Now, we focus on $\triangle BDC$ .
Using the lemma we find $EC$ : $EC=\dfrac{BC\cdot DC}{BD+DC}=\dfrac{5\cdot \dfrac{5}{2}}{\dfrac{3\sqrt{5}}{2}+\dfrac{5}{2}}\Rightarrow EC=\dfrac{5}{4}\left( 3\sqrt{5}-5 \right)$ Then, the angle bisector theorem gives $\begin{aligned} & D{{E}^{2}}=BD\cdot DC-BE\cdot EC=\dfrac{3\sqrt{5}}{2}\cdot \dfrac{5}{2}-\left( 5-\dfrac{5}{4}\left( 3\sqrt{5}-5 \right) \right)\cdot \dfrac{5}{4}\left( 3\sqrt{5}-5 \right) \\ & \Rightarrow DE=\dfrac{3}{4}\sqrt{250-110\sqrt{5}} \\ \end{aligned}$ Triangles $\triangle EFC$ and $\triangle BAC$ are similar, thus,
$\dfrac{EF}{AB}=\dfrac{EC}{BC}\Rightarrow EF=\dfrac{AB\cdot EC}{BC}=\frac{3\cdot \dfrac{5}{4}\left( 3\sqrt{5}-5 \right)}{5}\Leftrightarrow EF=\dfrac{3}{4}\left( 3\sqrt{5}-5 \right)$ Hence,
$\sin \left( \angle EDF \right)=\frac{EF}{DE}=\frac{\frac{3}{4}\left( 3\sqrt{5}-5 \right)}{\frac{3}{4}\sqrt{250-110\sqrt{5}}}=\sqrt{\frac{1}{10}\left( 5+\sqrt{5} \right)}$

For the comparison of the areas of the two polygons and in order to simplify the calculations needed, we change the scale, setting the side of the pentagon to be of unit length, i.e. $DF=1$ .

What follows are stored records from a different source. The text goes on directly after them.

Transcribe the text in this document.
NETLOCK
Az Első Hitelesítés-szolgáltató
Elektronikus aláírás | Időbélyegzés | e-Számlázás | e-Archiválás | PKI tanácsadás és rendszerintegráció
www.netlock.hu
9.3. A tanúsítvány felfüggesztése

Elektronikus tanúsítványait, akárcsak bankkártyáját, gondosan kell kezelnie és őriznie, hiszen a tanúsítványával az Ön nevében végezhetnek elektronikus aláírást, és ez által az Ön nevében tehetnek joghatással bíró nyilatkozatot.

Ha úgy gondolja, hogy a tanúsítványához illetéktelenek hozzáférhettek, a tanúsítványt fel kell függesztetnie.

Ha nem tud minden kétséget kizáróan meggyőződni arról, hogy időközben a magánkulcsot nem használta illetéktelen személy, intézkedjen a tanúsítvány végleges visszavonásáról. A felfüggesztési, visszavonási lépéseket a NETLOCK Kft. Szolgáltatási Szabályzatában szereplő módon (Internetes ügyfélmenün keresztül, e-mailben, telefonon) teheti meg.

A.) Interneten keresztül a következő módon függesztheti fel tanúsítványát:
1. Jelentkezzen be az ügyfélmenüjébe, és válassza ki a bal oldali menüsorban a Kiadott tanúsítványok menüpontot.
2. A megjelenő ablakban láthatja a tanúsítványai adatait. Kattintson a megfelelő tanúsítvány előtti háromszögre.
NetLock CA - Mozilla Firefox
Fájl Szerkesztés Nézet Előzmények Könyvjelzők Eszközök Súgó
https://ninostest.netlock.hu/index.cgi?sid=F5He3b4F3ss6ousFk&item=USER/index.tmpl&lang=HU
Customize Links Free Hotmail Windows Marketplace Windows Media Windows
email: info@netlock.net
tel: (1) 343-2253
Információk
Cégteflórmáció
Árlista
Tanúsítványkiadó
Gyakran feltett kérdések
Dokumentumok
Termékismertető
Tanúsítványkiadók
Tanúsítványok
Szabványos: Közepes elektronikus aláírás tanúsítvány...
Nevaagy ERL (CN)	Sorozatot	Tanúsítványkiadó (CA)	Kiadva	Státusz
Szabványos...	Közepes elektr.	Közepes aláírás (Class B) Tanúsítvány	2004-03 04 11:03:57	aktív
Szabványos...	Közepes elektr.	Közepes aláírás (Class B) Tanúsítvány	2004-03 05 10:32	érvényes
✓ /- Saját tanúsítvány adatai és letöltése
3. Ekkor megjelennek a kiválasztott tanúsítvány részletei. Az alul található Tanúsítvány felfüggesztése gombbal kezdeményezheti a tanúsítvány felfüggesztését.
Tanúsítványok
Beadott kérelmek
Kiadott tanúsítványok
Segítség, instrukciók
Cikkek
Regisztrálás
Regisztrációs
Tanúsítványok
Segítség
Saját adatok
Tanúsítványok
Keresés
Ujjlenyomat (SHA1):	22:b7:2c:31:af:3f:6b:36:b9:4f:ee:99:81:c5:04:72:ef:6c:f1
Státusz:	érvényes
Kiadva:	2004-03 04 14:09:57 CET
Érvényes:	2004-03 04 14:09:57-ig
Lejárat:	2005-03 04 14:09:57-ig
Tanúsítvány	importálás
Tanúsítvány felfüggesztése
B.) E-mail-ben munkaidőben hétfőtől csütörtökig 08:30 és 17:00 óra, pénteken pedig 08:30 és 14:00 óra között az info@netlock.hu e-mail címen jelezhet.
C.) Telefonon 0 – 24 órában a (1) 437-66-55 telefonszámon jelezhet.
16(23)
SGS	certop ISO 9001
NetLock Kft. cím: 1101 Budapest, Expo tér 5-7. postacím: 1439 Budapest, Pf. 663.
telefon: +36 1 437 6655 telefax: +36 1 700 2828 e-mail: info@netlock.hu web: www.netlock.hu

Then for the area of the pentagon

${{A}_{5}}=\frac{\sqrt{25+10\sqrt{5}}}{4}DF=\frac{\sqrt{25+10\sqrt{5}}}{4}\cdot 1\Rightarrow \boxed{{{A}_{5}}\approx 1.720}$ Let $DR$ be perpendicular to one side of the pentagon, $I$ be the upper left vertex of the square and $\theta =\angle IDR$ , as seen in figure 2.
Then $DR$ is the height of the pentagon, hence $DR=\dfrac{1}{2}\sqrt{5+2\sqrt{5}}\cdot DF\Rightarrow DR=\dfrac{1}{2}\sqrt{5+2\sqrt{5}}$ .
Moreover, $\angle FDR$ is half the angle of the pentagon, hence $\angle FDR=\dfrac{3\pi }{10}$ .

For the area of the square,

$\begin{aligned} & {{A}_{4}}=I{{O}^{2}}={{\left( DI\cdot \sin \left( \angle IDF \right) \right)}^{2}}={{\left( \dfrac{DR}{\cos \theta }\cdot \sin \left( \angle EDF \right) \right)}^{2}}=\dfrac{\dfrac{5+2\sqrt{5}}{4}}{{{\cos }^{2}}\left( si{{n}^{-1}}\sqrt{\dfrac{1}{10}\left( 5+\sqrt{5} \right)}-\dfrac{3\pi }{10} \right)}\cdot \dfrac{1}{10}\left( 5+\sqrt{5} \right) \\ & \Rightarrow \boxed{{{A}_{4}}\approx 1.723} \\ \end{aligned}$

Comparing the two areas we see that the square has a greater area.